Posted Sep 26, 2024 - 02:45 UTC
Monitoring
Our Engineering team has implemented a fix to resolve the issue affecting networking connectivity with Managed Kubernetes clusters in the SFO3 region and is closely monitoring the situation. We will provide an update as soon as the issue is fully resolved.
Posted Sep 26, 2024 - 02:15 UTC
Identified
Our Engineering team has identified the cause of the networking connectivity issues with Managed Kubernetes clusters in the SFO3 region and is actively working on rolling out a fix.

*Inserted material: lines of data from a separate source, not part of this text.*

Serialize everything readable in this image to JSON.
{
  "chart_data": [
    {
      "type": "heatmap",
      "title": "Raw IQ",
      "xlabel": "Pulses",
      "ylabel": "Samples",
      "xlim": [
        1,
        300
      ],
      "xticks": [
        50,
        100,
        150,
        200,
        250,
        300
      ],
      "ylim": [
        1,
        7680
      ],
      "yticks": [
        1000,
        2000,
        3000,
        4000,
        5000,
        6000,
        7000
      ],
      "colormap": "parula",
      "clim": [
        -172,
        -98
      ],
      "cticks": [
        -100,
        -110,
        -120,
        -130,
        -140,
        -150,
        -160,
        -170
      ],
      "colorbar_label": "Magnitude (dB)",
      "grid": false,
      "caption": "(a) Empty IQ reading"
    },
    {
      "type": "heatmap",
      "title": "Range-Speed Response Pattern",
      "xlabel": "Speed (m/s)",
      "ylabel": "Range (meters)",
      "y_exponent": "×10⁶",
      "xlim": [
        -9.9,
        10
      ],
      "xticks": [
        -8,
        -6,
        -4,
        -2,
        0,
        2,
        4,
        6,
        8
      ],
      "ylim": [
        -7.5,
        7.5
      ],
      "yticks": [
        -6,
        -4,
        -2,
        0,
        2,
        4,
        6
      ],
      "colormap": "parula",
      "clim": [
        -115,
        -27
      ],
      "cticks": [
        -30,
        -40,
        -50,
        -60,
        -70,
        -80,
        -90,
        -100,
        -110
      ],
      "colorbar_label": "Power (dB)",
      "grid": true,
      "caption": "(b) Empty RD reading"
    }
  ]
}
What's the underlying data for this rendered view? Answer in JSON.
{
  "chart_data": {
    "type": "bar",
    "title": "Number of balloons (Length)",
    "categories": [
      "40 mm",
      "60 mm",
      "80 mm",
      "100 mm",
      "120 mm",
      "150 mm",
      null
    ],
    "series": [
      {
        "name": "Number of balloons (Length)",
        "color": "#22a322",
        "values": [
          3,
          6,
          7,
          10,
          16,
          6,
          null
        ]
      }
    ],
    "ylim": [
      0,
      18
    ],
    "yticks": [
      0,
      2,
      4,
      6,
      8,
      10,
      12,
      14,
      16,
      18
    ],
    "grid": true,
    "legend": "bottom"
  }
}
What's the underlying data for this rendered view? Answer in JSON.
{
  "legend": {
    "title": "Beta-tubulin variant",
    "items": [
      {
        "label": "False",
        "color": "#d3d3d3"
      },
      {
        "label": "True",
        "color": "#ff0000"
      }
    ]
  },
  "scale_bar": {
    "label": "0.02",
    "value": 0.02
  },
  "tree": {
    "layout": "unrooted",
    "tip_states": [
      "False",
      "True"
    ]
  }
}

Once we have additional information, we will share another update.
Posted Sep 26, 2024 - 01:27 UTC
Update
We are continuing to investigate the network connectivity issue with Managed Kubernetes clusters.

During this investigation, we have also identified an earlier period of network connectivity disruption affecting all services in the region, from 22:25 to 22:50 UTC.

At this time, some Managed Kubernetes clusters may continue experiencing network connectivity issues, but all other services in the region should be accessible as normal.
Posted Sep 26, 2024 - 00:38 UTC
Investigating
Our Engineering team is currently investigating issues with network connectivity for Managed Kubernetes clusters in the SFO3 region. During this time, some users may experience difficulties connecting to their Managed Kubernetes clusters, or connecting to other services from their clusters.

We apologize for the inconvenience and will provide an update as soon as we have more information.
Posted Sep 25, 2024 - 23:34 UTC
This incident affected: Kubernetes (SFO3).